Ao contrário de muitos outros livros escritos por homens maduros e que dissecam momentos relacionais entre um ser masculino e um ser feminino, neste eu não me senti ausente. Não senti artificialidade, paternalismo, objectificação. Em vez disso a narrativa pareceu-me ter camadas cada vez mais subtis; a uma interpretação literal (ainda assim muito interessante) sucedia-se uma interpretação introspectiva, e depois ainda uma mensagem de questionamento metafísico. Foi uma leitura que me agarrou da primeira à última página, e graças à sua dimensão modesta (187 páginas), foi possível fazer esta extraordinária deriva em relação à realidade num único domingo! Senti que fiz umas férias, espreguicei-me como um gato e sorri para o pôr do sol.

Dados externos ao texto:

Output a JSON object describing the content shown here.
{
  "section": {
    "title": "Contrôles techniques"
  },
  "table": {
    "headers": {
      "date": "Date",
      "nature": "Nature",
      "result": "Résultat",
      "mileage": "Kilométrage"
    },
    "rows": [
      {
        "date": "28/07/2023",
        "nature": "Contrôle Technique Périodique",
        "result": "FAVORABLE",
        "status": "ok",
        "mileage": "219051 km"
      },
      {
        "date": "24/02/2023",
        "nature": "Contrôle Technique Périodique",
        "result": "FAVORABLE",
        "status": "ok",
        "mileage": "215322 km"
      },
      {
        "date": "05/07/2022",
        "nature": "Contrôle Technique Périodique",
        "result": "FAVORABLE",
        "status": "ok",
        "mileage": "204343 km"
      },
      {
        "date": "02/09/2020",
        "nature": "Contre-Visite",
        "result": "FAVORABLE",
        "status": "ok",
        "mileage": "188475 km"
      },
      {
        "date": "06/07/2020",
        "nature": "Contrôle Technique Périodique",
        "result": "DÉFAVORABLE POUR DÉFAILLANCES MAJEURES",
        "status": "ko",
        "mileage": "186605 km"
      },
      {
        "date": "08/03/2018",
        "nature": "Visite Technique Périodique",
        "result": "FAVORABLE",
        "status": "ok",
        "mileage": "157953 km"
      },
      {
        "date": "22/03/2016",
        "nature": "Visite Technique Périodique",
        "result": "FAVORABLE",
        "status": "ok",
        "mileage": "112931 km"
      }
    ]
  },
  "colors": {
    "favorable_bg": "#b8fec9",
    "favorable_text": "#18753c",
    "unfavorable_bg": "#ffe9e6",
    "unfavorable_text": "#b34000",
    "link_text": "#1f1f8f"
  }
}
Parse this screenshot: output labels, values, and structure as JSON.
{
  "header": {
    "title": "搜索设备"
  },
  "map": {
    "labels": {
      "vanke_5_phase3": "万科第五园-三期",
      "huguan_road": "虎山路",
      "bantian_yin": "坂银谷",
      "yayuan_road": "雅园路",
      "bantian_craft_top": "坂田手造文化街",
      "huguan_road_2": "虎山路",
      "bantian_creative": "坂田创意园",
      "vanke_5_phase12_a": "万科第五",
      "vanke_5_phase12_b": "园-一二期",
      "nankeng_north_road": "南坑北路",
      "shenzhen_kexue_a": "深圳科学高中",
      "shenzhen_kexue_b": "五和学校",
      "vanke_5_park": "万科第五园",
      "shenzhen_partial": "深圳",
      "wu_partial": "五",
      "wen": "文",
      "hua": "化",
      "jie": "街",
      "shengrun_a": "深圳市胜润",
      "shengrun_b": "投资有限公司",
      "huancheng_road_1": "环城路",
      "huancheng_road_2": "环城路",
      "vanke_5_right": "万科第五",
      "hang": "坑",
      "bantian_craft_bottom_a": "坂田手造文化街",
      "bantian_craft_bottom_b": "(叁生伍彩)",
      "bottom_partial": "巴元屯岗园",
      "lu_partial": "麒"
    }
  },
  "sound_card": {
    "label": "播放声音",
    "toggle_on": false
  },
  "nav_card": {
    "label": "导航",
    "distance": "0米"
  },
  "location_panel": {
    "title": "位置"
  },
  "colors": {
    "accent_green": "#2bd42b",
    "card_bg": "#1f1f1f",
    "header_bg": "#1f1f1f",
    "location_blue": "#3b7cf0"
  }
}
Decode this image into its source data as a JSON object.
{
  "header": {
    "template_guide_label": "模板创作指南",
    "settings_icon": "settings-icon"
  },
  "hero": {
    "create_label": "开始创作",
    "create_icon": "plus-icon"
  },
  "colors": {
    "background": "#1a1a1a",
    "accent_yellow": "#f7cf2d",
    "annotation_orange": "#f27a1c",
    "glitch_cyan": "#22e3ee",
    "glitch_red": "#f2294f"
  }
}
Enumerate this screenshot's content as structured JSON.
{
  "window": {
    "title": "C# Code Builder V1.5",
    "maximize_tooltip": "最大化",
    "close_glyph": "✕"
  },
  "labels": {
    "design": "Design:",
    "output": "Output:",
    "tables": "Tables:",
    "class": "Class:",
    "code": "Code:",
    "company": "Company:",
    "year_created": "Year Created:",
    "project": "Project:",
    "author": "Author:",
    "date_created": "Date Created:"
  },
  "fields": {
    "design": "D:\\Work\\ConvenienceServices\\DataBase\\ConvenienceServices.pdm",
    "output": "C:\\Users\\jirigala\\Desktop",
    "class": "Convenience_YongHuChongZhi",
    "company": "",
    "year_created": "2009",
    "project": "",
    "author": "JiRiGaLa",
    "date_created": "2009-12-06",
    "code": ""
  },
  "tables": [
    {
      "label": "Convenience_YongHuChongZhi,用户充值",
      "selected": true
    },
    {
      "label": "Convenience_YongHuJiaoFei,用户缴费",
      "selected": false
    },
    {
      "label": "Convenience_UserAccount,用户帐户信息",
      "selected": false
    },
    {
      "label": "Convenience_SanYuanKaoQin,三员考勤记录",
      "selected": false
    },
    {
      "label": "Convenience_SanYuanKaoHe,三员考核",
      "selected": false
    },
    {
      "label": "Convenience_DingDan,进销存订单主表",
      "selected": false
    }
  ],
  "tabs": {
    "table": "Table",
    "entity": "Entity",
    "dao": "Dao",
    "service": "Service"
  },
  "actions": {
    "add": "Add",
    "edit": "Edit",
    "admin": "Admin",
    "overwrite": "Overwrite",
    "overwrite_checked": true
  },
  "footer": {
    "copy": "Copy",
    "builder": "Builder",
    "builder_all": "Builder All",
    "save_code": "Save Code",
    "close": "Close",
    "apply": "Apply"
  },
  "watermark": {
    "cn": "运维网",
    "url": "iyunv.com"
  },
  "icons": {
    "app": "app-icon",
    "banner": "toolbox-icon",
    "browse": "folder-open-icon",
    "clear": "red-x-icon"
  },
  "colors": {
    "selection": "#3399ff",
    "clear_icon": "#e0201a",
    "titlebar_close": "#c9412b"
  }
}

Em 1990 o realizador Eizo Sugawa levou “Tobu Yume Wo” para as salas de cinema.
Informações úteis: este livro pode ser encontrado em Feiras do Livro, pequenas vendas de livros em eventos culturais, e livreiros de “outlet” por 5 euros (o preço pelo qual o comprei), embora a aquisição através da Editora Civilização, do website Wook.pt ou de livrarias maiores tenha o preço de capa de 15 euros.